Over 158,000 churches in North America get the music for their worship services from Christian Copyright Licensing International, Plantinga explained. CCLI provides a valuable service to churches by streamlining the process of obtaining licenses for their worship music. Churches can pay a single fee and obtain all the licenses from CCLI’s library.
Looking at the content of CCLI songs, Plantinga observed that there are ‘very few penitential songs.’ The ‘biblical tradition of lament, which is all through the prophets and the Psalms is gone, just not there,’ he said.
One of the reasons Plantinga believes evangelical worship leaves out sin is a desire to be ‘seeker friendly’ and avoid topics that may turn off non-Christians or new Christians.
‘Mindful that seekers come to church in an American no-fault culture in which tolerance is a big virtue and intolerance a big vice, worship finders in evangelical churches often want nothing in the service that sounds judgmental,’ he said.

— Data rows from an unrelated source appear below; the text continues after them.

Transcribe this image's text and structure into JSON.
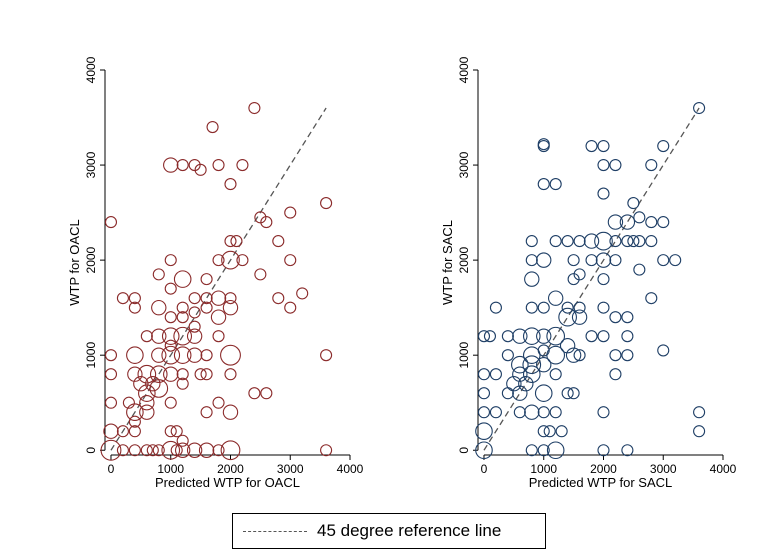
{
  "chart_data": [
    {
      "type": "scatter",
      "title": "",
      "xlabel": "Predicted WTP for OACL",
      "ylabel": "WTP for OACL",
      "xlim": [
        -100,
        4000
      ],
      "ylim": [
        -50,
        4000
      ],
      "xticks": [
        "0",
        "1000",
        "2000",
        "3000",
        "4000"
      ],
      "yticks": [
        "0",
        "1000",
        "2000",
        "3000",
        "4000"
      ],
      "marker": "hollow-circle-weighted",
      "color": "#8b2b2b",
      "grid": false,
      "reference_line": {
        "from": [
          0,
          0
        ],
        "to": [
          3600,
          3600
        ],
        "style": "dashed"
      },
      "points": [
        {
          "x": 0,
          "y": 2400,
          "r": 1
        },
        {
          "x": 1000,
          "y": 3000,
          "r": 1.3
        },
        {
          "x": 1200,
          "y": 3000,
          "r": 1
        },
        {
          "x": 1400,
          "y": 3000,
          "r": 1
        },
        {
          "x": 1500,
          "y": 2950,
          "r": 1
        },
        {
          "x": 1800,
          "y": 3000,
          "r": 1
        },
        {
          "x": 2200,
          "y": 3000,
          "r": 1
        },
        {
          "x": 1700,
          "y": 3400,
          "r": 1
        },
        {
          "x": 2400,
          "y": 3600,
          "r": 1
        },
        {
          "x": 3600,
          "y": 2600,
          "r": 1
        },
        {
          "x": 3000,
          "y": 2500,
          "r": 1
        },
        {
          "x": 2000,
          "y": 2800,
          "r": 1
        },
        {
          "x": 2600,
          "y": 2400,
          "r": 1
        },
        {
          "x": 2500,
          "y": 2450,
          "r": 1
        },
        {
          "x": 2000,
          "y": 2200,
          "r": 1
        },
        {
          "x": 2100,
          "y": 2200,
          "r": 1
        },
        {
          "x": 2800,
          "y": 2200,
          "r": 1
        },
        {
          "x": 1000,
          "y": 2000,
          "r": 1
        },
        {
          "x": 2000,
          "y": 2000,
          "r": 1.6
        },
        {
          "x": 1800,
          "y": 2000,
          "r": 1
        },
        {
          "x": 2200,
          "y": 2000,
          "r": 1
        },
        {
          "x": 3000,
          "y": 2000,
          "r": 1
        },
        {
          "x": 800,
          "y": 1850,
          "r": 1
        },
        {
          "x": 1200,
          "y": 1800,
          "r": 1.5
        },
        {
          "x": 1600,
          "y": 1800,
          "r": 1
        },
        {
          "x": 2500,
          "y": 1850,
          "r": 1
        },
        {
          "x": 1000,
          "y": 1700,
          "r": 1
        },
        {
          "x": 1400,
          "y": 1600,
          "r": 1
        },
        {
          "x": 1600,
          "y": 1600,
          "r": 1
        },
        {
          "x": 1800,
          "y": 1600,
          "r": 1.3
        },
        {
          "x": 2000,
          "y": 1600,
          "r": 1
        },
        {
          "x": 2800,
          "y": 1600,
          "r": 1
        },
        {
          "x": 3200,
          "y": 1650,
          "r": 1
        },
        {
          "x": 200,
          "y": 1600,
          "r": 1
        },
        {
          "x": 400,
          "y": 1600,
          "r": 1
        },
        {
          "x": 800,
          "y": 1500,
          "r": 1.3
        },
        {
          "x": 1200,
          "y": 1500,
          "r": 1
        },
        {
          "x": 1400,
          "y": 1450,
          "r": 1
        },
        {
          "x": 1600,
          "y": 1500,
          "r": 1
        },
        {
          "x": 2000,
          "y": 1500,
          "r": 1.3
        },
        {
          "x": 3000,
          "y": 1500,
          "r": 1
        },
        {
          "x": 400,
          "y": 1500,
          "r": 1
        },
        {
          "x": 1000,
          "y": 1400,
          "r": 1
        },
        {
          "x": 1200,
          "y": 1400,
          "r": 1
        },
        {
          "x": 1400,
          "y": 1300,
          "r": 1
        },
        {
          "x": 1800,
          "y": 1400,
          "r": 1.3
        },
        {
          "x": 600,
          "y": 1200,
          "r": 1
        },
        {
          "x": 800,
          "y": 1200,
          "r": 1.3
        },
        {
          "x": 1000,
          "y": 1200,
          "r": 1.5
        },
        {
          "x": 1200,
          "y": 1200,
          "r": 1.6
        },
        {
          "x": 1400,
          "y": 1200,
          "r": 1.3
        },
        {
          "x": 1800,
          "y": 1200,
          "r": 1
        },
        {
          "x": 1000,
          "y": 1100,
          "r": 1
        },
        {
          "x": 800,
          "y": 1000,
          "r": 1.3
        },
        {
          "x": 1000,
          "y": 1000,
          "r": 1.6
        },
        {
          "x": 1200,
          "y": 1000,
          "r": 1.5
        },
        {
          "x": 1400,
          "y": 1000,
          "r": 1.3
        },
        {
          "x": 2000,
          "y": 1000,
          "r": 1.8
        },
        {
          "x": 3600,
          "y": 1000,
          "r": 1
        },
        {
          "x": 0,
          "y": 1000,
          "r": 1
        },
        {
          "x": 400,
          "y": 1000,
          "r": 1.5
        },
        {
          "x": 1600,
          "y": 1000,
          "r": 1
        },
        {
          "x": 400,
          "y": 800,
          "r": 1.3
        },
        {
          "x": 600,
          "y": 800,
          "r": 1.6
        },
        {
          "x": 800,
          "y": 800,
          "r": 1.5
        },
        {
          "x": 1000,
          "y": 800,
          "r": 1.3
        },
        {
          "x": 1200,
          "y": 800,
          "r": 1
        },
        {
          "x": 1500,
          "y": 800,
          "r": 1
        },
        {
          "x": 1600,
          "y": 800,
          "r": 1
        },
        {
          "x": 2000,
          "y": 800,
          "r": 1
        },
        {
          "x": 0,
          "y": 800,
          "r": 1
        },
        {
          "x": 500,
          "y": 700,
          "r": 1.3
        },
        {
          "x": 700,
          "y": 700,
          "r": 1.3
        },
        {
          "x": 800,
          "y": 650,
          "r": 1.6
        },
        {
          "x": 1200,
          "y": 700,
          "r": 1
        },
        {
          "x": 600,
          "y": 600,
          "r": 1.5
        },
        {
          "x": 2400,
          "y": 600,
          "r": 1
        },
        {
          "x": 2600,
          "y": 600,
          "r": 1
        },
        {
          "x": 300,
          "y": 500,
          "r": 1
        },
        {
          "x": 600,
          "y": 500,
          "r": 1.3
        },
        {
          "x": 1000,
          "y": 500,
          "r": 1
        },
        {
          "x": 1800,
          "y": 500,
          "r": 1
        },
        {
          "x": 0,
          "y": 500,
          "r": 1
        },
        {
          "x": 400,
          "y": 400,
          "r": 1.5
        },
        {
          "x": 600,
          "y": 400,
          "r": 1.3
        },
        {
          "x": 2000,
          "y": 400,
          "r": 1.3
        },
        {
          "x": 1600,
          "y": 400,
          "r": 1
        },
        {
          "x": 400,
          "y": 300,
          "r": 1
        },
        {
          "x": 200,
          "y": 200,
          "r": 1
        },
        {
          "x": 1000,
          "y": 200,
          "r": 1
        },
        {
          "x": 1100,
          "y": 200,
          "r": 1
        },
        {
          "x": 400,
          "y": 200,
          "r": 1
        },
        {
          "x": 0,
          "y": 200,
          "r": 1.3
        },
        {
          "x": 1200,
          "y": 100,
          "r": 1
        },
        {
          "x": 0,
          "y": 0,
          "r": 1.8
        },
        {
          "x": 200,
          "y": 0,
          "r": 1
        },
        {
          "x": 400,
          "y": 0,
          "r": 1
        },
        {
          "x": 600,
          "y": 0,
          "r": 1
        },
        {
          "x": 800,
          "y": 0,
          "r": 1
        },
        {
          "x": 1000,
          "y": 0,
          "r": 1.6
        },
        {
          "x": 1200,
          "y": 0,
          "r": 1.3
        },
        {
          "x": 1400,
          "y": 0,
          "r": 1.3
        },
        {
          "x": 1600,
          "y": 0,
          "r": 1.3
        },
        {
          "x": 1800,
          "y": 0,
          "r": 1
        },
        {
          "x": 2000,
          "y": 0,
          "r": 1.7
        },
        {
          "x": 3600,
          "y": 0,
          "r": 1
        },
        {
          "x": 700,
          "y": 0,
          "r": 1
        },
        {
          "x": 1100,
          "y": 0,
          "r": 1
        }
      ]
    },
    {
      "type": "scatter",
      "title": "",
      "xlabel": "Predicted WTP for SACL",
      "ylabel": "WTP for SACL",
      "xlim": [
        -100,
        4000
      ],
      "ylim": [
        -50,
        4000
      ],
      "xticks": [
        "0",
        "1000",
        "2000",
        "3000",
        "4000"
      ],
      "yticks": [
        "0",
        "1000",
        "2000",
        "3000",
        "4000"
      ],
      "marker": "hollow-circle-weighted",
      "color": "#1f3f66",
      "grid": false,
      "reference_line": {
        "from": [
          0,
          0
        ],
        "to": [
          3600,
          3600
        ],
        "style": "dashed"
      },
      "points": [
        {
          "x": 1000,
          "y": 3200,
          "r": 1
        },
        {
          "x": 1000,
          "y": 3220,
          "r": 1
        },
        {
          "x": 1800,
          "y": 3200,
          "r": 1
        },
        {
          "x": 2000,
          "y": 3200,
          "r": 1
        },
        {
          "x": 3000,
          "y": 3200,
          "r": 1
        },
        {
          "x": 3600,
          "y": 3600,
          "r": 1
        },
        {
          "x": 2000,
          "y": 3000,
          "r": 1
        },
        {
          "x": 2200,
          "y": 3000,
          "r": 1
        },
        {
          "x": 2800,
          "y": 3000,
          "r": 1
        },
        {
          "x": 1000,
          "y": 2800,
          "r": 1
        },
        {
          "x": 1200,
          "y": 2800,
          "r": 1
        },
        {
          "x": 2000,
          "y": 2700,
          "r": 1
        },
        {
          "x": 2500,
          "y": 2600,
          "r": 1
        },
        {
          "x": 2200,
          "y": 2400,
          "r": 1.3
        },
        {
          "x": 2400,
          "y": 2400,
          "r": 1.3
        },
        {
          "x": 2600,
          "y": 2450,
          "r": 1
        },
        {
          "x": 2800,
          "y": 2400,
          "r": 1
        },
        {
          "x": 3000,
          "y": 2400,
          "r": 1
        },
        {
          "x": 800,
          "y": 2200,
          "r": 1
        },
        {
          "x": 1200,
          "y": 2200,
          "r": 1
        },
        {
          "x": 1400,
          "y": 2200,
          "r": 1
        },
        {
          "x": 1600,
          "y": 2200,
          "r": 1
        },
        {
          "x": 1800,
          "y": 2200,
          "r": 1.3
        },
        {
          "x": 2000,
          "y": 2200,
          "r": 1.6
        },
        {
          "x": 2200,
          "y": 2200,
          "r": 1
        },
        {
          "x": 2400,
          "y": 2200,
          "r": 1
        },
        {
          "x": 2500,
          "y": 2200,
          "r": 1
        },
        {
          "x": 2600,
          "y": 2200,
          "r": 1
        },
        {
          "x": 2800,
          "y": 2200,
          "r": 1
        },
        {
          "x": 1000,
          "y": 2000,
          "r": 1.3
        },
        {
          "x": 1500,
          "y": 2000,
          "r": 1
        },
        {
          "x": 1800,
          "y": 2000,
          "r": 1
        },
        {
          "x": 2000,
          "y": 2000,
          "r": 1.3
        },
        {
          "x": 2200,
          "y": 2000,
          "r": 1
        },
        {
          "x": 3000,
          "y": 2000,
          "r": 1
        },
        {
          "x": 3200,
          "y": 2000,
          "r": 1
        },
        {
          "x": 800,
          "y": 2000,
          "r": 1
        },
        {
          "x": 800,
          "y": 1800,
          "r": 1.3
        },
        {
          "x": 1500,
          "y": 1800,
          "r": 1
        },
        {
          "x": 1600,
          "y": 1850,
          "r": 1
        },
        {
          "x": 2000,
          "y": 1800,
          "r": 1
        },
        {
          "x": 2600,
          "y": 1900,
          "r": 1
        },
        {
          "x": 200,
          "y": 1500,
          "r": 1
        },
        {
          "x": 800,
          "y": 1500,
          "r": 1
        },
        {
          "x": 1000,
          "y": 1500,
          "r": 1
        },
        {
          "x": 1200,
          "y": 1600,
          "r": 1.3
        },
        {
          "x": 1400,
          "y": 1500,
          "r": 1
        },
        {
          "x": 1600,
          "y": 1500,
          "r": 1
        },
        {
          "x": 2000,
          "y": 1500,
          "r": 1
        },
        {
          "x": 2800,
          "y": 1600,
          "r": 1
        },
        {
          "x": 1400,
          "y": 1400,
          "r": 1.6
        },
        {
          "x": 1600,
          "y": 1400,
          "r": 1.3
        },
        {
          "x": 2200,
          "y": 1400,
          "r": 1
        },
        {
          "x": 2400,
          "y": 1400,
          "r": 1
        },
        {
          "x": 0,
          "y": 1200,
          "r": 1
        },
        {
          "x": 100,
          "y": 1200,
          "r": 1
        },
        {
          "x": 400,
          "y": 1200,
          "r": 1
        },
        {
          "x": 600,
          "y": 1200,
          "r": 1.3
        },
        {
          "x": 800,
          "y": 1200,
          "r": 1.5
        },
        {
          "x": 1000,
          "y": 1200,
          "r": 1.3
        },
        {
          "x": 1200,
          "y": 1200,
          "r": 1.6
        },
        {
          "x": 1800,
          "y": 1200,
          "r": 1
        },
        {
          "x": 2000,
          "y": 1200,
          "r": 1
        },
        {
          "x": 2400,
          "y": 1200,
          "r": 1
        },
        {
          "x": 1400,
          "y": 1100,
          "r": 1.3
        },
        {
          "x": 1000,
          "y": 1050,
          "r": 1
        },
        {
          "x": 800,
          "y": 1000,
          "r": 1.5
        },
        {
          "x": 1200,
          "y": 1000,
          "r": 1.6
        },
        {
          "x": 1500,
          "y": 1000,
          "r": 1.3
        },
        {
          "x": 1600,
          "y": 1000,
          "r": 1
        },
        {
          "x": 2200,
          "y": 1000,
          "r": 1
        },
        {
          "x": 2400,
          "y": 1000,
          "r": 1
        },
        {
          "x": 3000,
          "y": 1050,
          "r": 1
        },
        {
          "x": 400,
          "y": 1000,
          "r": 1
        },
        {
          "x": 600,
          "y": 900,
          "r": 1.5
        },
        {
          "x": 800,
          "y": 900,
          "r": 1.6
        },
        {
          "x": 1000,
          "y": 900,
          "r": 1.3
        },
        {
          "x": 0,
          "y": 800,
          "r": 1
        },
        {
          "x": 200,
          "y": 800,
          "r": 1
        },
        {
          "x": 600,
          "y": 800,
          "r": 1.3
        },
        {
          "x": 800,
          "y": 800,
          "r": 1.5
        },
        {
          "x": 1200,
          "y": 800,
          "r": 1
        },
        {
          "x": 2200,
          "y": 800,
          "r": 1
        },
        {
          "x": 500,
          "y": 700,
          "r": 1.3
        },
        {
          "x": 700,
          "y": 700,
          "r": 1.3
        },
        {
          "x": 1000,
          "y": 600,
          "r": 1.5
        },
        {
          "x": 1400,
          "y": 600,
          "r": 1
        },
        {
          "x": 1500,
          "y": 600,
          "r": 1
        },
        {
          "x": 0,
          "y": 600,
          "r": 1
        },
        {
          "x": 400,
          "y": 600,
          "r": 1
        },
        {
          "x": 600,
          "y": 600,
          "r": 1.3
        },
        {
          "x": 200,
          "y": 400,
          "r": 1
        },
        {
          "x": 800,
          "y": 400,
          "r": 1.3
        },
        {
          "x": 1000,
          "y": 400,
          "r": 1
        },
        {
          "x": 1200,
          "y": 400,
          "r": 1
        },
        {
          "x": 2000,
          "y": 400,
          "r": 1
        },
        {
          "x": 3600,
          "y": 400,
          "r": 1
        },
        {
          "x": 0,
          "y": 400,
          "r": 1
        },
        {
          "x": 600,
          "y": 400,
          "r": 1
        },
        {
          "x": 0,
          "y": 200,
          "r": 1.5
        },
        {
          "x": 1000,
          "y": 200,
          "r": 1
        },
        {
          "x": 1100,
          "y": 200,
          "r": 1
        },
        {
          "x": 1300,
          "y": 200,
          "r": 1
        },
        {
          "x": 3600,
          "y": 200,
          "r": 1
        },
        {
          "x": 800,
          "y": 0,
          "r": 1
        },
        {
          "x": 1000,
          "y": 0,
          "r": 1
        },
        {
          "x": 1200,
          "y": 0,
          "r": 1.5
        },
        {
          "x": 2000,
          "y": 0,
          "r": 1
        },
        {
          "x": 2400,
          "y": 0,
          "r": 1
        },
        {
          "x": 0,
          "y": 0,
          "r": 1.5
        }
      ]
    }
  ],
  "legend": {
    "label": "45 degree reference line",
    "line_color": "#555555",
    "placement": "bottom-center"
  }
}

And for that reason ‘lots of evangelical churches these days are unrelievedly cheerful.’
Quoting Wells, Plantinga argued that leaving sin out of worship is consistent with the theology of many evangelical churches in which ‘God is on easy terms with modernity’ and mostly concerned with ‘church growth and psychological wholeness.’
The Apostle Paul would not feel welcome in many evangelical churches today, he added. ‘Where is [Paul’s] easy smile? Why does he want to discipline people? Why is he so doggone dogmatic? Where are the stories in his sermons? And where does he get off implying that the woman singing special music in church should not do so while also lying on top of the church piano?’
During the panel’s question and answer period, Plantinga clarified that he is not only talking about non-denominational congregations but the ‘old confessional Protestant forms’ as well, such as the Christian Reformed Church, Reformed Church in America, and United Presbyterian Church.
This was not always the case with evangelical churches, Plantinga explained. ‘They used to be champions of the holiness of God, of contrition for sins against God’s holiness, and therefore grace that justifies sinners,’ but ‘a lot of that has dissipated.’
When churches leave the topic of sin out of worship, they are not relevant to the lives of their congregants, Plantinga believes, because people encounter sin and sin’s consequences daily.
‘Ceasingly cheerful worship does not fit with the lives of people who come to worship,’ he said. ‘. . . Churches that silence the biblical message of sin and grace simply aren’t anywhere near where people actually live their lives, including people in their own congregations.’
The theme of sin is more often found in movies and TV, Plantinga added, as Hollywood screenwriters display a consciousness of sin and evil through the stories they tell.
‘Screenwriters are old fashioned people,’ he said. ‘They don’t go to church so they have never learned that personal guilt for wrongdoing has become passé.’
Taken from Christian Post, for which Napp Nazworth is a reporter.